Normally, when I write, I slather (is that really a word?) in some witty humor. This entry leans to the more serious side. It has been two years:
Where I am now:
I still cry.
My focus remains on my boys which helps keep me centered as well as my relationship with Christ.
I sleep better some nights than others. Last night was one of those nights. I woke at 3 and couldn't go back to sleep. This still happens and I suppose will eventually get better.
I still can't listen to certain musicians (sorry Dave Matthews - still too hard), watch certain movies, or go certain places.
Kingwood is not easy to live in, but I choose to as I know it is the most stable environment for Chandler and Spencer right now. Way too many memories all over the place going back to high school.
The friends I have are numerous and amazing. Without them, I would probably be in a padded room with a tight fitting jacket being fed by an orderly named Helga.
My family remains a strong support. They have been there for me since everything happened. Knowing that will not change is comforting.
Moving forward has not been easy. It is a process. It is not an event. I will probably never look back and say, "I moved forward on 'x' day." Some people I have spoken with have said this and others have not...mine will be a process. Spending 23 years of my life with someone, 17 of them married, and having it end in an instant along with the abandonment of children is not only difficult to go through, it is brutal on all levels...emotionally, physically, mentally, spiritually, etc. The consequences I would not wish on anyone...especially to my kids.
But..............two years later:
I smile more.
I laugh more and with more people.
My sons bring me joy.
I have learned that I can have joy and not be filled with happiness and that is okay.
I am slowly finding fun in riding my bike again.
This will be the first year that I set goals for myself in a long time and I am looking forward to it.
Even though I still hurt, grieve and have a lot of unaswered questions, I have come to the realization that I will hurt and grieve less and that understanding what happened will really never happen...and that is okay!
My heart will always have scars now. This doesn't mean it stops beating.
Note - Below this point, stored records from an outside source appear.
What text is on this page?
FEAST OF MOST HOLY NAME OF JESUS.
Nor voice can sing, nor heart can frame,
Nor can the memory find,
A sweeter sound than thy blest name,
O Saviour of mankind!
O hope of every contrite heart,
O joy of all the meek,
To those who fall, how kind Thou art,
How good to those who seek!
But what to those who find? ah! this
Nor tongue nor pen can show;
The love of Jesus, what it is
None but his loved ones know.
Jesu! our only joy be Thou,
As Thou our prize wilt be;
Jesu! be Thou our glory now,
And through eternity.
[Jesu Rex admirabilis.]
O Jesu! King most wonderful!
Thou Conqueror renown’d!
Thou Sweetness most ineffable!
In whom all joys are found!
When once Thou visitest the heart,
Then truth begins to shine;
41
It just means that I have a story, a ministry, a burden, and empathy for those who have suffered the same loss...especially those who have dealt with abandonment as a child.
Healing is not an instant. Healing happens incrementally and I have to be open to it.
Even though I have made mistakes since everything happened, some of them big, I am still loved and chosen by the Lord. My boys and I are going to be alright.
God's grace is sufficient. Praise God. His grace is sufficient.
Peace. It is a good thing to ask God for in 2012. Chandler will be 16 in March. He has grown up so much in two years. I am very proud of him. He has so much to look forward to in his life. My prayer is that he will love the Lord and be able to have the peace he seeks which can only come from the Lord.
My grace is sufficient for you...One Day At A Time!